We assisted client to stop the cheque. Next, as it appeared client was vulnerable and being coerced and likely to continue, we made a social services referral, who immediately put steps in place to safeguard the client. We informed the client she could arrange for official Carers via the council for day to day care which would end the problem of feeling like she owed the friend for the care she got, and end any awkwardness. We discussed the friend’s potential to claim Carers Allowance which would resolve issues about payment for future care. Client knows she can return at any time should she need bureau help.
Case study 7
Client is a single lady. She had her ESA stopped and needed help to appeal. She had asked for a mandatory reconsideration which had failed. Client only got 6 points and needed 15 to get ESA. Client was extremely unwell with rheumatoid arthritis, sickle cell, breathing difficulties and mobility problems. We assisted client with her appeal went through descriptors to analyse whether her appeal had merit and what evidence she could utilise. We then represented her case to the Free Representation Unit who took it up. Due to evidence provided which showed in more detail how client’s illnesses meant she was too sick to work, client subsequently won her appeal and was awarded 18 points – (she only required 15 so this showed how vulnerable and disabled this client actually was). Backdated ESA and an ongoing award meant the bureau achieved £6084 for this client.
Case study 8
Client is disabled. She had priority and non- priority debts which she had difficulty repaying. Client was afraid to open her letters and had not noticed that bailiff had written a Notice of Enforcement to her to state they would pay her a visit. When the bailiff visited, our client gave them entry. While they were on her premises the very distressed client called the telephone gateway line for advice.

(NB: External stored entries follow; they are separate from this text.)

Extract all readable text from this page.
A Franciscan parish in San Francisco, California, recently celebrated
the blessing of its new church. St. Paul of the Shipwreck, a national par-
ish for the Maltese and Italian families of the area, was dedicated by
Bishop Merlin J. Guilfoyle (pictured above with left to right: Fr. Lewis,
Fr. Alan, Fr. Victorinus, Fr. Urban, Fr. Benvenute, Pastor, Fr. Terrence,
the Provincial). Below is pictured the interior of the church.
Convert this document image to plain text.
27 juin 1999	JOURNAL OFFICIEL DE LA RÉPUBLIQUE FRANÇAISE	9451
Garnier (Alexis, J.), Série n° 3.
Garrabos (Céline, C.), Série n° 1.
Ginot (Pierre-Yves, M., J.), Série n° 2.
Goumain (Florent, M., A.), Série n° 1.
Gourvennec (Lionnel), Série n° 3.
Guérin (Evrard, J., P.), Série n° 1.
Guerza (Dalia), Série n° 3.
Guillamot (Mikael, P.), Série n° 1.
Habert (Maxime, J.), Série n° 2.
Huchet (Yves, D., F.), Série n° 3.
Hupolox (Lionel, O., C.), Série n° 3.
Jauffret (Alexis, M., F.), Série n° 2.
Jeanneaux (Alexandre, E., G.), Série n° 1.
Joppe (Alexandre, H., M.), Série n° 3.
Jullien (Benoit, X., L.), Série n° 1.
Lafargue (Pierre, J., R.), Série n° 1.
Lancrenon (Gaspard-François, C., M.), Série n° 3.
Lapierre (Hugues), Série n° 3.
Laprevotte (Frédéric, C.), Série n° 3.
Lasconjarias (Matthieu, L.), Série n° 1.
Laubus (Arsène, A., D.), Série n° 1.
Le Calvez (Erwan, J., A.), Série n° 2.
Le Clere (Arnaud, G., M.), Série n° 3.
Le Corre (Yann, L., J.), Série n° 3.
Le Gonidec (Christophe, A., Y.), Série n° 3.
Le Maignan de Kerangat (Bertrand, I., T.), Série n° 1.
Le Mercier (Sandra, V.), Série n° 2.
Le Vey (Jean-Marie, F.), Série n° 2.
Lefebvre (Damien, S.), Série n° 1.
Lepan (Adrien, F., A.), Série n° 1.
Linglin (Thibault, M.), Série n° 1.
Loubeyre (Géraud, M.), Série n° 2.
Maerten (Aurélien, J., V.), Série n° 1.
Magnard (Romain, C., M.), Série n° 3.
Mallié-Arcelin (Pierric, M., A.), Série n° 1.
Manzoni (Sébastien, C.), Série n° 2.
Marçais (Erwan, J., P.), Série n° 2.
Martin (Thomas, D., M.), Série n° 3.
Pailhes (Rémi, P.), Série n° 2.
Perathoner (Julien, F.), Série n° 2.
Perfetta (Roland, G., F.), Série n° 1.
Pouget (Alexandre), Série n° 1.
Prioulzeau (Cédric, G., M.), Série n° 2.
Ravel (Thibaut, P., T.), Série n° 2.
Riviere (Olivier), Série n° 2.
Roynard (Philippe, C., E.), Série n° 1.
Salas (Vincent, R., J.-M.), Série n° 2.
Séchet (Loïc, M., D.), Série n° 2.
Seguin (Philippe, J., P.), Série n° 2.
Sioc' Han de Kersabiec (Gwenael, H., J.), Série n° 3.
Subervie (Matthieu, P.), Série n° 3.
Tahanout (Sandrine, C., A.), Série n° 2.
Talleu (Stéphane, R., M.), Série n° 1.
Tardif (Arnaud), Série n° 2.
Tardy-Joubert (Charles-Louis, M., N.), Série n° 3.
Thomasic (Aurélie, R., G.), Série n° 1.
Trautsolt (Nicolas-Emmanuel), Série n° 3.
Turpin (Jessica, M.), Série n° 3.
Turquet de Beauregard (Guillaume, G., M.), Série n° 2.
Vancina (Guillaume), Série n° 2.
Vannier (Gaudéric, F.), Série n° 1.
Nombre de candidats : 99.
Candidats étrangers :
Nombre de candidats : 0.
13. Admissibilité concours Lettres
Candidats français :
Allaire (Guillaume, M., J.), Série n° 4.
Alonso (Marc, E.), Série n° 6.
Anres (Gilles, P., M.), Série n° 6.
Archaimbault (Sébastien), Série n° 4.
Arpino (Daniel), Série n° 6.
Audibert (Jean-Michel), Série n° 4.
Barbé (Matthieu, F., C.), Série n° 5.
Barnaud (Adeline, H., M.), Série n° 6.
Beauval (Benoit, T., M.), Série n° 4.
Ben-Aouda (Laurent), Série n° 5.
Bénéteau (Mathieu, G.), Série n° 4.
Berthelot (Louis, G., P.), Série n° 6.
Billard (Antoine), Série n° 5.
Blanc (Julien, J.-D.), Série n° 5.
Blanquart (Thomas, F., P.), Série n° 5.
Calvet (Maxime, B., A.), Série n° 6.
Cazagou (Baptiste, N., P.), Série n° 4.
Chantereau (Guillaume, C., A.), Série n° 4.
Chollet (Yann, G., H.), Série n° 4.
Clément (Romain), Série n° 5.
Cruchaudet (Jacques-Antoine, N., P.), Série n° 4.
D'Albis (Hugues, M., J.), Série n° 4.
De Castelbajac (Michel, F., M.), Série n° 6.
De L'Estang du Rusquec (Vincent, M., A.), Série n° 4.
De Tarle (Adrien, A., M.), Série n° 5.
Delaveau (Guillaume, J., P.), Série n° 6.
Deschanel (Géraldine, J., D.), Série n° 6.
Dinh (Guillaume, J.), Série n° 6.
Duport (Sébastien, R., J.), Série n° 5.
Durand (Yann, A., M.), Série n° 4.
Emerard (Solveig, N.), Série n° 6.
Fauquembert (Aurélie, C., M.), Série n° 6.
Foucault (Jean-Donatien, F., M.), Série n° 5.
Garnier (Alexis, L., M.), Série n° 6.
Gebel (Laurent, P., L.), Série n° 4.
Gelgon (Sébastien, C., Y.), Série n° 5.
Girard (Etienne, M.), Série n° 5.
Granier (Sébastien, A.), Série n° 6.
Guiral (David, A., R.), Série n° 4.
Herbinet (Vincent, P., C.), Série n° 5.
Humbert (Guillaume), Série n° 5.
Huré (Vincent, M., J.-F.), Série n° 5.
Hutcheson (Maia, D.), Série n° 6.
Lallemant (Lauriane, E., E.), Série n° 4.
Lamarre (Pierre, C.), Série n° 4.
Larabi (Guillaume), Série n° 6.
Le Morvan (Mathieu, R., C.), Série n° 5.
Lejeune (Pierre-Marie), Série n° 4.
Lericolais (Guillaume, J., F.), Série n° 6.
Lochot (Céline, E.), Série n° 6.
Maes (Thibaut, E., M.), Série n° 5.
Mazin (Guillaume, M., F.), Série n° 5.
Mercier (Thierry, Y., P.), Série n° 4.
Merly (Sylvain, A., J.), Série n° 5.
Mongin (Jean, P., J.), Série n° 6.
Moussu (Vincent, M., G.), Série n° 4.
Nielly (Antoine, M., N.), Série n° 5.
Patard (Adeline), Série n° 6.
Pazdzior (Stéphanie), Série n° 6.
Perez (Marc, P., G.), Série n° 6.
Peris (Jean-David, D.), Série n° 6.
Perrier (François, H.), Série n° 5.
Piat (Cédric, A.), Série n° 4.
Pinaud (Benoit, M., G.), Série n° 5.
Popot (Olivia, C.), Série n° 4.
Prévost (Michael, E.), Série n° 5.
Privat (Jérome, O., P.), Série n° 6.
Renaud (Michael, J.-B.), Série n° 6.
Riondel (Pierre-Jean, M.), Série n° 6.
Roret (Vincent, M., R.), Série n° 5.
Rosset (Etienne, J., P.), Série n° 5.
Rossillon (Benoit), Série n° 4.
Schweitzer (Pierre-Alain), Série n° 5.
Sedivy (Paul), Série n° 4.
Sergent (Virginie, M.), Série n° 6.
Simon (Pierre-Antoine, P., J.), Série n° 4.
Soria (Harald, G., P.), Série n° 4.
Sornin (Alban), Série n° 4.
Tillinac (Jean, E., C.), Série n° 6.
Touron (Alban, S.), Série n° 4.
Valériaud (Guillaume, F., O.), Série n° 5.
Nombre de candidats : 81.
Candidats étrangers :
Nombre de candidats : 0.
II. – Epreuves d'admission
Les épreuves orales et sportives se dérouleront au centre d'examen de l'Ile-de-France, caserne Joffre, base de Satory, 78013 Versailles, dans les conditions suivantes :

We were able to advise the client as she is disabled she is vulnerable and therefore, under the new rules which came into effect on 6th April 2014, bailiffs should not enter a home or premises where a vulnerable person is present. The assessor stayed on the line with the client to provide on-going advice with the bailiff present. Our client relayed the advice to the bailiff who left the client’s property immediately.
Bailiff did not tell client what future action they would take with respect of the outstanding debt. But they did promise to comply with new rules and not to return to client’s home.
Case study 9
Client was very relieved and grateful to bureau for the advice and guidance we gave her.
Client had worked for employer for less than two years. Employer’s company was the subject of a Transfer of Undertaking (TUPE). New company did not want client to work the hours she was used to working with the first company. Client objected to stated hours by transferee employer and refused to work the requested time and hours. As a result she was dismissed. As this came within a reason which could be regarded as an economic reason for the organisation and as the client had not worked for the requisite two years to claim unfair dismissal, there was nothing much she could have done. She could not have claimed unfair dismissal. There were also no issues of discrimination.
However, bureau successfully negotiated with transferee employer to reinstate client and for her to work the hours she wished to work. Client also stated she would also work the time and hours the employer wanted to work.